Charged with the task of reducing a spiralling wage bill and tackling debts that total £41 million in order to meet the requirements of Financial Fair Play, City's manager and board of directors have been forced to adopt a recruitment policy that represents a dramatic departure from what has gone before.
Gone are the days when the Robins are prepared to pay top dollar for expensive signings and McInnes has been told there can be no return to the levels of spending seen under previous managers Gary Johnson and Steve Coppell.
The Scot has bought into the new value-for-money strategy and a majority of his signings have been young players whose market value is likely to increase with time.
But City are engaged in an increasingly desperate fight for Championship survival for a second successive season and McInnes may be forced to divert from official club policy if he is to keep the Robins in the second tier.
Certainly, his strategy of recruiting experienced players on short-term loans paid dividends last season, most notably when Andre Amougou arrived from Burnley in March and helped City stave off the threat of relegation.
Desperate to bolster a defence that has failed to keep a single clean sheet in 26 games dating back to April 21, City's manager is again likely to rely on experience to haul his team clear of trouble.
While young players will continue to comprise a majority of City's permanent signings, McInnes is not ruling out raiding the loan market in pursuit of the know-how required to achieve safety between now and May.
"I think there is a place for good experience in key positions in every team," said McInnes.
"There also has to be an agenda and a plan for working with young, hungry players who are going to progress and, potentially, be good value and become assets for us.
"We have to try to make sure that players we identify and bring in are not only a short-term option, but good players who can be key performers for us for years to come.
"I think that is important. More often, you get better value for money with youngsters.
"But that is not always the case. You can pick up good, experienced ones as well that can help come in and balance up the squad."
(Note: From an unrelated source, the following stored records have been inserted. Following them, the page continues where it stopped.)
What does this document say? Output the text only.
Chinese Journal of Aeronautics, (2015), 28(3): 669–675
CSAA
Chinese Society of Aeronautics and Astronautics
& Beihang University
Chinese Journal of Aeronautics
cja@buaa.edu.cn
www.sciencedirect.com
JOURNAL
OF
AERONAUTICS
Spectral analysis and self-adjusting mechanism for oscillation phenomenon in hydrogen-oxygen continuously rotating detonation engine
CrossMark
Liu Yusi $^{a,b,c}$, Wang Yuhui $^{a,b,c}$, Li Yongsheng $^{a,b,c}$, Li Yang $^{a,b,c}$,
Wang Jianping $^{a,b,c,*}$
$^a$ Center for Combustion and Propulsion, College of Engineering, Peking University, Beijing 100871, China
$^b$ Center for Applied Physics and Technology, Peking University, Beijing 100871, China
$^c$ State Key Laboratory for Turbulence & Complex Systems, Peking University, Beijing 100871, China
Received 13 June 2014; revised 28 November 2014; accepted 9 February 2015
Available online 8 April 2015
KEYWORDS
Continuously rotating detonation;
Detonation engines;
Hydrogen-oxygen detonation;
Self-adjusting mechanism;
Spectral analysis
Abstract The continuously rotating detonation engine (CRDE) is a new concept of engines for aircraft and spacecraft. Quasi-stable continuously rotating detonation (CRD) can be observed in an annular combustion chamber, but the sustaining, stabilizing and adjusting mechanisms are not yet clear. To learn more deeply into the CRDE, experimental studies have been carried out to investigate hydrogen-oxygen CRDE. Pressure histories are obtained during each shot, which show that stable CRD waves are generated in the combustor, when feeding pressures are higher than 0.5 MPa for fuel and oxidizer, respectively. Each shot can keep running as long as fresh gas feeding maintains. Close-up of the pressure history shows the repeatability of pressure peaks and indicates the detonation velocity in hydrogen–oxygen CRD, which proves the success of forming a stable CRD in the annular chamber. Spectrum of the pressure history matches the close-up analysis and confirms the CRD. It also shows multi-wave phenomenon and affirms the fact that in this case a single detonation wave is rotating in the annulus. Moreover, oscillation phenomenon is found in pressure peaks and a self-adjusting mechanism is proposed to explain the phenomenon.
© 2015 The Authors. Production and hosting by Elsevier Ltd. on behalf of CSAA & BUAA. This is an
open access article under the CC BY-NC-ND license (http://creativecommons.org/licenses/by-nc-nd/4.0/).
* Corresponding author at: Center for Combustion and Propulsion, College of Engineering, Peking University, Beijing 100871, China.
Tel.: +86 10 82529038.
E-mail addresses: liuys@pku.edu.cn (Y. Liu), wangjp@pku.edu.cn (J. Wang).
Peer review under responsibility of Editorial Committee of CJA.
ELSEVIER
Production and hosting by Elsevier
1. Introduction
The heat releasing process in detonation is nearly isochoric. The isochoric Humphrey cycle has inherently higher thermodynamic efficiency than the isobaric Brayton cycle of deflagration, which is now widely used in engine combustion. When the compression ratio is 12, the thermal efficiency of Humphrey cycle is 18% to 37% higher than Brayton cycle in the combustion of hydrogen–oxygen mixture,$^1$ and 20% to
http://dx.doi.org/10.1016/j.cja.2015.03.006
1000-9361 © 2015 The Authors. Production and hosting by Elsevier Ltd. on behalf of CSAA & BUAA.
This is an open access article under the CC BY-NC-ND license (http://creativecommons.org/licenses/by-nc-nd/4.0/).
In the market for at least one central defender, McInnes has been linked with Manchester United youngster Scott Wootton and Crawley centre-half Kyle McFadzean.
But he also wants to bring in a more experienced defender and Matthew Bates, whose short-term contract expires on January 16, is one option. Fellow centre-back Stephen McManus is set to return to Middlesbrough at the end of his loan spell on December 19 and could return if McInnes fails to land his other targets.
Keeping his cards close to his chest, McInnes said: "As people know, there are a few positions we need to address and that will mean some players moving on.
"January is a month in which we want to re-jig the squad with a couple coming in and a couple going out.
"It is a complicated situation and we are no different to a lot of clubs who are trying to bring players in."